Arbeiten am Plakat „Supermarkt“. Eine Nacherzählung des berühmten Plakatgestalters Peter Sickert.

 

"Wie immer - oder fast immer - gab es praktisch keine Fotos. Beim Standfotograf wurde immer gespart (Ausnahme Wim Wenders). Bei Filmen in schwarz-weiß konnte man hinterher noch Fotos von der Leinwand abfotografieren. Das war hier nicht möglich, weil die ganze Kampagne nicht nach „Kunstfilm“ aussehen sollte. Die Constantin und Theo Hinz wollten viel breiter werben. Wir brauchten also Fotos vom Hauptdarsteller. Der konnte aber nicht, oder durfte nicht nach München kommen. Wir mußten ihn in Berlin fotografieren. Rolands Wunsch, und auch Theos Wunsch, war ein Foto von Charly mit „Tommy-Gun“. Roland und ich flogen nach Berlin mit einer Tommy-Gun im Koffer, vom Kostümverleih Breuer in Schwabing. Die Maschinenpistole war natürlich nicht funktionsfähig - sah aber echt aus. Roland wollte Kreuzberg als Kulisse. Roland inszenierte, ich fotografierte. Ich habe die ersten zehn oder zwölf Belichtungen gemacht - da kam die Polizei.

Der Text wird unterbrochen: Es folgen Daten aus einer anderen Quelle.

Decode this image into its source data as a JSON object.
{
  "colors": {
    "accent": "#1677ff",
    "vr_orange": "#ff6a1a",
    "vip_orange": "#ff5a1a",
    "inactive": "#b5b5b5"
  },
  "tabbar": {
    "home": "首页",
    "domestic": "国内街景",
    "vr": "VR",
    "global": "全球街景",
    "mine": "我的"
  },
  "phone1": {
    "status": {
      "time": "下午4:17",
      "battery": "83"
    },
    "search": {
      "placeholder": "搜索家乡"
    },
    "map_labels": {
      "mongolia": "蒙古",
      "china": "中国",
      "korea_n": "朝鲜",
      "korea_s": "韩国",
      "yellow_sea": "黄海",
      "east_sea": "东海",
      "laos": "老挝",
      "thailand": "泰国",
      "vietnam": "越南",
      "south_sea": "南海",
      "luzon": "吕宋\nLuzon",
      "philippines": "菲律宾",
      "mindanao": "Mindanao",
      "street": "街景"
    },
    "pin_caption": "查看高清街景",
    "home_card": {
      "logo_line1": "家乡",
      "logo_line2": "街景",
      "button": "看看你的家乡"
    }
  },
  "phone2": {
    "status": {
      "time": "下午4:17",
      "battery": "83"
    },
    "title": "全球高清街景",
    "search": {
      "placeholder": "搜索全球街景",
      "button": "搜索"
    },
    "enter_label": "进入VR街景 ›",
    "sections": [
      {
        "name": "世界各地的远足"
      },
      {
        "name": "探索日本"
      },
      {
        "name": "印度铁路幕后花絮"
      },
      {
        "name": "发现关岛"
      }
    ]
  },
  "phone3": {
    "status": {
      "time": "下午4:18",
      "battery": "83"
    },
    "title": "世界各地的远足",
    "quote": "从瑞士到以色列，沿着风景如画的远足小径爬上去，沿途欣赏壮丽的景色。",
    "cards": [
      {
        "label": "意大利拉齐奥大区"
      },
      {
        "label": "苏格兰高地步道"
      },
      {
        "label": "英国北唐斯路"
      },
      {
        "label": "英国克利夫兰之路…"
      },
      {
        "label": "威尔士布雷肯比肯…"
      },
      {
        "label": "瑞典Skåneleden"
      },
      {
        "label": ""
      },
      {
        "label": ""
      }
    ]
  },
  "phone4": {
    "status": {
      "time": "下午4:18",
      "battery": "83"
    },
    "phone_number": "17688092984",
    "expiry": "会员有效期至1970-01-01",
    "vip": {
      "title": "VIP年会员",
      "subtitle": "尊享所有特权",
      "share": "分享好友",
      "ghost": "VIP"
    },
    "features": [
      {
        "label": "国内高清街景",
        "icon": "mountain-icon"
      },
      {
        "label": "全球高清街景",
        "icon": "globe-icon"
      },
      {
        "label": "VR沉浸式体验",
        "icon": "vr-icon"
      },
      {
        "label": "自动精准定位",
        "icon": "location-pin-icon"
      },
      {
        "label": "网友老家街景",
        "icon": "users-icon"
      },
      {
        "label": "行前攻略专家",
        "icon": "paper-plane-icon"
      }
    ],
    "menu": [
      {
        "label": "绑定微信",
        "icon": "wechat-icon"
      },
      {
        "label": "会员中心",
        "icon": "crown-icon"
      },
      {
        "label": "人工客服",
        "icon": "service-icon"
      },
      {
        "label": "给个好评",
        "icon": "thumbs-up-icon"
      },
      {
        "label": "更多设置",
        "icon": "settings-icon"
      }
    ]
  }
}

Wir wurden verhaftet. Die glaubten uns kein Wort. Im Gegenteil. Die waren sich sicher einen großen Fang gemacht zu haben. Wir saßen drei bis vier Stunden im Revier, wurden dann aber zum Flughafen eskortiert. Die MP wurde dem Flugkapitän von der PanAm übergeben, der uns zurück nach München flog. Eine Stewardess übergab uns den Koffer mit der MP am Schalter in München. Sie sah uns an, als wären wir der letzte Abschaum. Theo Hinz meinte am nächsten Tag, daß er uns durch seine Telefonate vor dem Knast bewahrt hat. Wir waren schon reichlich naiv. Das Plakat wurde dann von uns illustriert, nach einem der Berliner Fotos. Ein anderes Foto wurde als „Pressefoto“ genommen."